The face of music
I’ve attached (for a long time) importance to who makes the music I like. Songs shouldn’t be reduced to a title; the artist did get involved along the way. From back when music was who we saw on Ed Sullivan, through the Teen Beat magazines that my sisters left around the house, across the covers of the LPs which showed up in the radio station; all of these led to there being somebody behind the whole thing. Maybe that’s why I never fell in love with anonymous piano concertos from long dead men played by faceless hands.
On one side of my musical preferences, there’s been three decades of the who’s who of Quebec music. Today, I hit the jackpot in trivial information. At QuebecPop.com, somebody has gone to great lengths to cross reference the players in my musical lifetime. Fun, because music is inherently a game of “three degrees of separation”. The characters do know each other, and their efforts add a pot-pourri of flavours to the soup. I can’t play this game with my children, yet. With time and exposure, perhaps.
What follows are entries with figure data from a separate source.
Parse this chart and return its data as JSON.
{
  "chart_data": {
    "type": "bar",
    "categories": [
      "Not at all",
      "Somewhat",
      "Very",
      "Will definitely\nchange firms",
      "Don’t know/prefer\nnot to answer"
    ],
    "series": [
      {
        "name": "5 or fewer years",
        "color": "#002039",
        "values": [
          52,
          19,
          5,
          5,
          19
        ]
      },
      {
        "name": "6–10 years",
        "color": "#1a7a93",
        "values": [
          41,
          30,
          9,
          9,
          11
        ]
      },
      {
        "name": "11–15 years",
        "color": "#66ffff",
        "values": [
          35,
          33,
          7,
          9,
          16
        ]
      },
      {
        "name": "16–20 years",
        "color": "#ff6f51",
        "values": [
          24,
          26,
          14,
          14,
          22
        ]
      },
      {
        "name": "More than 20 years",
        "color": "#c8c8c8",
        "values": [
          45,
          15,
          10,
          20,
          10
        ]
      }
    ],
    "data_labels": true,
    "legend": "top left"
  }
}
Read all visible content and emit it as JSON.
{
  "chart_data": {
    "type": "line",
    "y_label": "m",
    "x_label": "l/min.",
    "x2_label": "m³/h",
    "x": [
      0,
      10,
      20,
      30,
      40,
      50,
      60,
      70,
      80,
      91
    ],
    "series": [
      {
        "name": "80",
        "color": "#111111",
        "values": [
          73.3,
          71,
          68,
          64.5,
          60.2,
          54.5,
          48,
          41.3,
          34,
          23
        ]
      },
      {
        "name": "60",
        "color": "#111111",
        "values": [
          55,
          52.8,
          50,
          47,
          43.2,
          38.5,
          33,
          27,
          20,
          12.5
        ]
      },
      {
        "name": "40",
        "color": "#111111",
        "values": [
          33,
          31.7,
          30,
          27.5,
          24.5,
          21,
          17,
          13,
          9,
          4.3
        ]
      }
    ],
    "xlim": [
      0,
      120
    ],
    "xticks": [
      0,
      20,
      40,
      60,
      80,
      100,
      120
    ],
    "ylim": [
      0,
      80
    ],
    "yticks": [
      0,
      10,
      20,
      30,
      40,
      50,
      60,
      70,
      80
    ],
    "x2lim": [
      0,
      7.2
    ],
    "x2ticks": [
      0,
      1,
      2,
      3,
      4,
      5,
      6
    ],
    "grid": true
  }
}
The site brought back a lot of musical memories; I can’t necessarily sing the song, but I can hum along. I’ve even had the chance to see some of the principals, unlike the American market. Maybe it’s time for a similar site devoted to the East Coast.
Obviously there’s a lot more access to recorded music than back in the ’70s. Carrying around sixteen hours of your favourite tunes required strong arms and a lot of patience. Yes, children, we did have random tune choices… it required a blindfold, but we worked through the difficulties. The real crazies would tear the labels off the records, and then try to memorize the pattern in the grooves! Seriously, until you’ve listened to old mix tapes for a weekend to try and find “the song”, you haven’t lived.
Nowadays, the iPod (which someday will seem like a toy) is everywhere. A decent editorial has run in Voir.ca, dealing with the isolation of the melomane on the city bus. If you are comfortable in French, look here. The synopsis is that we don’t have a problem with the strangers around us, because we have learned to “tune them out”. Even better, we get to choose what songs to do it with. Happiness is a full MP3 player with a charged battery.